The y-intercept is found where the x-component is zero. This point is where the curve crosses the y-axis.
In our given parametric equations:

• \( x = 1 + \sin t \)

To determine the y-intercept, set \(x = 0\) since this is where the y-axis is intersected:

• \(1 + \sin t = 0\)
• This simplifies to \(\sin t = -1\)

The value of \(t\) that satisfies this equation within the interval \(0 \leq t \leq 2\pi\) is \(t = \frac{3\pi}{2}\).
Substitute \(t\) into the y-equation:

• \(y = \sin \frac{3\pi}{2} - \cos \frac{3\pi}{2}\)
• \(y = -1 - 0 = -1\)

Thus, our y-intercept is at the coordinate \((0, -1)\). It represents the point where the curve passes through the y-axis.

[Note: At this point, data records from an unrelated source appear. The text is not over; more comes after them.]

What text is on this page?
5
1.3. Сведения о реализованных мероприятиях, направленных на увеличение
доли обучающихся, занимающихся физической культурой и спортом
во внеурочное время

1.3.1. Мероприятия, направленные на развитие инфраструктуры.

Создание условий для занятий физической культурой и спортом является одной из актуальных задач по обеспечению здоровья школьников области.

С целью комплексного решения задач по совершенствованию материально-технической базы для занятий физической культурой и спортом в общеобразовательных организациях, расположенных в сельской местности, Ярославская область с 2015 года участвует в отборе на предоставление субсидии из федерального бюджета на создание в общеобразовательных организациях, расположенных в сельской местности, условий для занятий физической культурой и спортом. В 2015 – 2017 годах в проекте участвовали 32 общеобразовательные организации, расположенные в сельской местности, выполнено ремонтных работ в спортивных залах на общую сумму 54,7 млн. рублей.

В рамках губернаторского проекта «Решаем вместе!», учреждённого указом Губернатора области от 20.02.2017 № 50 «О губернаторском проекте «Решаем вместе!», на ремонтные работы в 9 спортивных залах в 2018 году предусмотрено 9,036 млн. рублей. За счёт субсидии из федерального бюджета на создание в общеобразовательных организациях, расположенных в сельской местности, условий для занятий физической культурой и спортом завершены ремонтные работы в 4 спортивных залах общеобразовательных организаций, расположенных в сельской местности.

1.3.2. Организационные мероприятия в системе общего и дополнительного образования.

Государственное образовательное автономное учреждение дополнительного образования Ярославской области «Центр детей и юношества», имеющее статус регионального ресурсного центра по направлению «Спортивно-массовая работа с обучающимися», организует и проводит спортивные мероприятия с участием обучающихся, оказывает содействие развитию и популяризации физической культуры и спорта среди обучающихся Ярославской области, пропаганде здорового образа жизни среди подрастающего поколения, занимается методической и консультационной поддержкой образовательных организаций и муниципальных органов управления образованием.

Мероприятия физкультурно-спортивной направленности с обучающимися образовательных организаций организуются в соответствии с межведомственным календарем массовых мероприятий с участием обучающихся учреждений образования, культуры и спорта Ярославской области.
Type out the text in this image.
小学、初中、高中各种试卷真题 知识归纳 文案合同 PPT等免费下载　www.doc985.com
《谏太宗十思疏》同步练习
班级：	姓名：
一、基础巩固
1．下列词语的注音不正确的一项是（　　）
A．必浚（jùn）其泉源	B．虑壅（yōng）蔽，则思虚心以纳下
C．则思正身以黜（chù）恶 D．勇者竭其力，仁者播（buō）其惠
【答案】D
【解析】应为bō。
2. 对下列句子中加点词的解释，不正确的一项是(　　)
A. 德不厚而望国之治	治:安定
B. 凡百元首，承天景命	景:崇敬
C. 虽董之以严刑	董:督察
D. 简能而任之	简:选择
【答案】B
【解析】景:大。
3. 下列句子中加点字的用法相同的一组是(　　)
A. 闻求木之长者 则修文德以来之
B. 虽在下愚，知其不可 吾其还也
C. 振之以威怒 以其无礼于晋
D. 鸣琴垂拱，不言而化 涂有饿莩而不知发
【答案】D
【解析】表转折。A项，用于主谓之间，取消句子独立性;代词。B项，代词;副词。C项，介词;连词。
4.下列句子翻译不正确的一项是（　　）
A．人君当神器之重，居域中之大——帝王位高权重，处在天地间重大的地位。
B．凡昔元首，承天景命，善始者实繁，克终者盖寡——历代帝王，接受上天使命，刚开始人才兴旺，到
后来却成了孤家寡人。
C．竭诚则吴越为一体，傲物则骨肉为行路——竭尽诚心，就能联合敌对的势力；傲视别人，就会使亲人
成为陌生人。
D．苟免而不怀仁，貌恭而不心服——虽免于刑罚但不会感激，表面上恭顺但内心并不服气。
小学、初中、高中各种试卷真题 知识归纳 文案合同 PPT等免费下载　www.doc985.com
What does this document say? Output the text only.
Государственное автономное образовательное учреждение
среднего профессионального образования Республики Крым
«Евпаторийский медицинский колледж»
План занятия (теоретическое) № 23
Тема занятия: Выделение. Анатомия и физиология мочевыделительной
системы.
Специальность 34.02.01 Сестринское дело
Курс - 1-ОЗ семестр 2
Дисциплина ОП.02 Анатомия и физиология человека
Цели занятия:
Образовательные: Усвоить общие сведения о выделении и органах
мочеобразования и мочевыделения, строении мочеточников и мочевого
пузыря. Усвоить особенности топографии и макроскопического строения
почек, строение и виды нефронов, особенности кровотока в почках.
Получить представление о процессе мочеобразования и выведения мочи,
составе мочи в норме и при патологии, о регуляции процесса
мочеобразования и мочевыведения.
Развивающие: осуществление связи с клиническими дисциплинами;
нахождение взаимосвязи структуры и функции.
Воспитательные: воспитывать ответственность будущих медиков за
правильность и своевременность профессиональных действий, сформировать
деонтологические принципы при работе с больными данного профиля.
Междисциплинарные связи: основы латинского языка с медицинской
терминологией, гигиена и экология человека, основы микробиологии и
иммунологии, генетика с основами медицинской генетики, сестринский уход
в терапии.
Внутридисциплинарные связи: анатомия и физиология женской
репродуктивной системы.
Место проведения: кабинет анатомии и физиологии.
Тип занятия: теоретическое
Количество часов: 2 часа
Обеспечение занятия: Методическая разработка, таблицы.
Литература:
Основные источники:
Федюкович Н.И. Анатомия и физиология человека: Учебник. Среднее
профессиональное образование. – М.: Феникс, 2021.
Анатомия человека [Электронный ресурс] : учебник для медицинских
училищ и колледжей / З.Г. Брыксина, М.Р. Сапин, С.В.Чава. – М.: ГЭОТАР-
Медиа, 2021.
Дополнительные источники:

Trigonometric functions like sine and cosine play an essential role in parametric equations, especially when describing curves and their intersections with axes.
In the exercise, we use trigonometric identities to simplify and solve equations.

• For example, solving \(\sin t = \cos t\) involves understanding where these two trigonometric functions equal each other within the specified interval.
• Using \(\sin t\) and \(\cos t\), we can express components of the parametric equations to find intercepts.

Key trigonometric angles here include \(\frac{\pi}{4}\), \(\frac{5\pi}{4}\), and \(\frac{3\pi}{2}\), each corresponding to significant positions on the unit circle.
Understanding how \(\sin\) and \(\cos\) behave:

• \(\sin \frac{\pi}{4} = \cos \frac{\pi}{4} = \frac{\sqrt{2}}{2}\)
• \(\sin \frac{5\pi}{4} = \cos \frac{5\pi}{4} = -\frac{\sqrt{2}}{2}\)
• \(\sin \frac{3\pi}{2} = -1\) and \(\cos \frac{3\pi}{2} = 0\)

Using these values appropriately helps in accurately plotting curves and determining intersections.